The room was with a cooking stove, as he said, and the floor coated with dried mud. Soil, that is, probably fertile at that. But the seats of both chairs were freshly scrubbed, as was the lid of the enormous chest. What did he keep in there?
Melkior sat down on a chair. Perhaps the dismembered body of a woman? A victim of sadistic lust. … Has anyone seen Viviana? He looked around the room as if with an eye to discovering clues … bloodstains, a hair or two, a torn shred of an undergarment … He surprised himself with the thought—God, what rubbish!—and looked b
ack at Maestro, confused, with a pang of guilt.
“… perhaps since birth, even,” Maestro had been saying while Melkior was not listening. “And why am I one of the prize exhibits in this museum? You think I’m not authentic … oh, oh, oh, I merit preservation in alcohol—mind, body, and all! They call it compote up at the clinic. If you didn’t know, how will you ever be able to eat canned fruit again, when the plums, cherries, peach slices will … ah, merde! Medical science has befouled all of life. Reposing in alcohol is my destiny, even if only in pieces: some details of me are bound to get into the … alcohol compote. Damn it all, I should now heave a sigh of longing as befits a true-blue tippler!”
Melkior felt uneasy: set out in his imagination as if on shelves were a row of jars with severed ears, tongues, penises. … He gave a shudder. He wished he could get away.
“You’re chilly, Eustachius. I’ll stoke the stove straight away, get you warm in no time at all.”
In one corner of the room stood a folded iron cot with a rolled straw mattress in it.
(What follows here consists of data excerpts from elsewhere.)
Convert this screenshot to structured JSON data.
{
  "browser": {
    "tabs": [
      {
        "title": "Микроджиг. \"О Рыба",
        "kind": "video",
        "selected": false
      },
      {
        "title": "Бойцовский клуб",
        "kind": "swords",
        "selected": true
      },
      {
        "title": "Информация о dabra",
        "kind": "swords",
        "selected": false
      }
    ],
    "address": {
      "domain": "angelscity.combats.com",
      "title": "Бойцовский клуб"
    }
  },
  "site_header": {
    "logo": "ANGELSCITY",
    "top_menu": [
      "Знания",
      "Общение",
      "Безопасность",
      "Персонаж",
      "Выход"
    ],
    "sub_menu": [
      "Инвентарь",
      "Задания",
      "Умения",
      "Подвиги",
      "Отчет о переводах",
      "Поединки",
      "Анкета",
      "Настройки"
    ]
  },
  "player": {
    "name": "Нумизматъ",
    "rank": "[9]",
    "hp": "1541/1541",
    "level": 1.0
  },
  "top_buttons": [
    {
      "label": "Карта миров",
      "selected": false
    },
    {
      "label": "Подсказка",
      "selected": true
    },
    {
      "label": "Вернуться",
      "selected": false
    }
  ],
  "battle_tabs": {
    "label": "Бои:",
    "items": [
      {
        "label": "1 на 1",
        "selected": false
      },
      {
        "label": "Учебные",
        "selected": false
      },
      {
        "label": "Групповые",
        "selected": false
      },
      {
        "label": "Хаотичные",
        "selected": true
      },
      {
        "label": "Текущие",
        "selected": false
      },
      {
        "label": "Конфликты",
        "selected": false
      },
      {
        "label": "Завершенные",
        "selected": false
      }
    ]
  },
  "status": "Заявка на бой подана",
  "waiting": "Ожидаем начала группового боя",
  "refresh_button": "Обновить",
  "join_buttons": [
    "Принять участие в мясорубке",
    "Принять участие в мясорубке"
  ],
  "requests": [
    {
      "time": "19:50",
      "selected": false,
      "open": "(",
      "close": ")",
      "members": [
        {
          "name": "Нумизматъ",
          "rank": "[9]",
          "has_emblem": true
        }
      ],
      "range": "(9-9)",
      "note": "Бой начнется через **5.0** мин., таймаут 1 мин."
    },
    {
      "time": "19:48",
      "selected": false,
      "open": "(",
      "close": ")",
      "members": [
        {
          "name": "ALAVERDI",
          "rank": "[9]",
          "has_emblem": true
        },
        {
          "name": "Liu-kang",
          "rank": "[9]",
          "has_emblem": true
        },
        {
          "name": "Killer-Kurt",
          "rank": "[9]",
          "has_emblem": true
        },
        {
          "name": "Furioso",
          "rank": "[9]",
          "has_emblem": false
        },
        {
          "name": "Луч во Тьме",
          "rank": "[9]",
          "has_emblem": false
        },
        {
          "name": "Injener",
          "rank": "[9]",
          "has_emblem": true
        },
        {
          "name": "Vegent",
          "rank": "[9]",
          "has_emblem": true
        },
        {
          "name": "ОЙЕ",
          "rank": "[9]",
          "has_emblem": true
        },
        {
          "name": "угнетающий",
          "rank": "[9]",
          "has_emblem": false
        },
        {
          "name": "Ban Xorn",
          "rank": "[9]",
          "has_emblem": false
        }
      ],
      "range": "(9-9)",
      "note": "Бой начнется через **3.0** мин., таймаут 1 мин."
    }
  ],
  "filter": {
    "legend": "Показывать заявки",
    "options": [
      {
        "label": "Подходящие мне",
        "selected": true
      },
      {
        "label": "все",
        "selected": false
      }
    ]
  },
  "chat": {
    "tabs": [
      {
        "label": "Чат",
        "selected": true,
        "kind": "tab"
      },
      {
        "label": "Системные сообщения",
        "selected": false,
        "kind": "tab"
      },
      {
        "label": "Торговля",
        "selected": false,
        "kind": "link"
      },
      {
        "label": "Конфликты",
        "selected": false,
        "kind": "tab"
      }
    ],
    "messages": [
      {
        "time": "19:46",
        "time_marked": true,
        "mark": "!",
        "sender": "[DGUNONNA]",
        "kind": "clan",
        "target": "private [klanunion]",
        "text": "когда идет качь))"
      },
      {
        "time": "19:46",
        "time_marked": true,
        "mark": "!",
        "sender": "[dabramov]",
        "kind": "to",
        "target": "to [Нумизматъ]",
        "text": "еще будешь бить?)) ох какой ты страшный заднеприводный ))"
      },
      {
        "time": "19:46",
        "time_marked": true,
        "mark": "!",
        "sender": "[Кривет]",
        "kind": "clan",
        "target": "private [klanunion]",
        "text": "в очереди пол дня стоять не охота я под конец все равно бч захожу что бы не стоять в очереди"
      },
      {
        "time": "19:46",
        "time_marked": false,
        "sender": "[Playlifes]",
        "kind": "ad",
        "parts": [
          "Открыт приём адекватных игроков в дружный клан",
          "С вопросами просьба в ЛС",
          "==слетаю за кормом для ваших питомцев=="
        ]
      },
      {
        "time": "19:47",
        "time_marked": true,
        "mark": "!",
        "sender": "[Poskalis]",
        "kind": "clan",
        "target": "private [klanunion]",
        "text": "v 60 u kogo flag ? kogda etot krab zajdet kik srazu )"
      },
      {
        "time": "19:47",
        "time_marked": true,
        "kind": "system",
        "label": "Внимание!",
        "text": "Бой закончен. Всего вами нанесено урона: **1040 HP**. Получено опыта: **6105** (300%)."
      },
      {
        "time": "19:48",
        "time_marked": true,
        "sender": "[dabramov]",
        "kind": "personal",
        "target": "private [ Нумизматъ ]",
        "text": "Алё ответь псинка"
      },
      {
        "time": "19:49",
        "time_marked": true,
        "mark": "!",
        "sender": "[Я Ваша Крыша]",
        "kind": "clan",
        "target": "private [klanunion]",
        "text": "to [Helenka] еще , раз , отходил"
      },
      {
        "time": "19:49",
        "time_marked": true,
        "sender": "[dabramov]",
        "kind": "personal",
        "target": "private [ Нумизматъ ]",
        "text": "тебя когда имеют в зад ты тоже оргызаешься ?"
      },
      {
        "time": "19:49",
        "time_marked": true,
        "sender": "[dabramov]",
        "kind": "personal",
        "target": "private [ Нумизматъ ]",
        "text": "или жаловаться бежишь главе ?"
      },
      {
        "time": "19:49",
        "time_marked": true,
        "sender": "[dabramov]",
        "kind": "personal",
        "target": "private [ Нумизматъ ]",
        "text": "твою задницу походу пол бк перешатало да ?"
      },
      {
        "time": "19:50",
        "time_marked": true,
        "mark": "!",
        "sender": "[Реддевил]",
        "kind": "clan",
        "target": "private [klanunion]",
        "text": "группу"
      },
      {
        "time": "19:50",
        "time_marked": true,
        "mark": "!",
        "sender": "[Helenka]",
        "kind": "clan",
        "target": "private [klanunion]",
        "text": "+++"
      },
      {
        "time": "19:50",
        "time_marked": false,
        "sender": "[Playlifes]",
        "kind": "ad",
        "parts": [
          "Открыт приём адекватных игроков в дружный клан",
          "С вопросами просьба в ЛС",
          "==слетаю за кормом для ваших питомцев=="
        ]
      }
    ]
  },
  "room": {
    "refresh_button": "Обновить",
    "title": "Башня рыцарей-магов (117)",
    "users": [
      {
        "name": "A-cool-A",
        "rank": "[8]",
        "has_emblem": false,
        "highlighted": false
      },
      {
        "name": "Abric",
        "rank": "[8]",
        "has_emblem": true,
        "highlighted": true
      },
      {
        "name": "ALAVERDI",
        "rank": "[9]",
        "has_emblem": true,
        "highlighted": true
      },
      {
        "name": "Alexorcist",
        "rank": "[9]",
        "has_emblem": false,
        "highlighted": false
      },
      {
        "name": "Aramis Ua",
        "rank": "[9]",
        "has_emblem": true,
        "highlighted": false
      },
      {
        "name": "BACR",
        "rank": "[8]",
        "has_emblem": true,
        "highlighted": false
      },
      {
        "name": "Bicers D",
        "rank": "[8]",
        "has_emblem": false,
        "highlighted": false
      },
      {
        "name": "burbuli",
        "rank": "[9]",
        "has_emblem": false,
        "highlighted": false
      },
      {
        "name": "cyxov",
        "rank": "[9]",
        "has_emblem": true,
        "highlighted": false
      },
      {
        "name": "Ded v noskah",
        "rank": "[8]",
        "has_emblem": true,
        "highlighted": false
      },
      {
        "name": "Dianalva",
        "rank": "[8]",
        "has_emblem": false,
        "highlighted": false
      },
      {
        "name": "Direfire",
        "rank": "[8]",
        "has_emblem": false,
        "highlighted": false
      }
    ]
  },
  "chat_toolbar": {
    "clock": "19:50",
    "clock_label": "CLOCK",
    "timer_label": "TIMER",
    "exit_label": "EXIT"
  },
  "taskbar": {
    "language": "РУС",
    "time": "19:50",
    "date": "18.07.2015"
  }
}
Maestro pulled a whole sheaf of straw from it, fed it into the stove, arranged some cordwood on top and lit it all. The fire set up a mournful mumble under the iron burner, came to life in its grave, thought Melkior.
“Do you always pull straw from your …” he nearly said grave “… from your bed?”
“Indeed I do. Stupid, isn’t it? And you spotted it right off. I steal from myself, dear Eustachius, like an imbecile out of Molière, only to end up sleeping on what used to be straw, on nothing but the little souls of the burnt straw. Once I even dreamed the burning souls. There were tens of thousands of them. You can well imagine how many I’ve burned, tantamount to some Spanish Inquisitor. There were all these little burning candles going around and around my bed, singing in piping female voices requiem aeternam dona ei, Domine, et lux perpetua … the ‘lux perpetua’ coming from the straw! What a ridiculous business. I woke up in cold sweat.”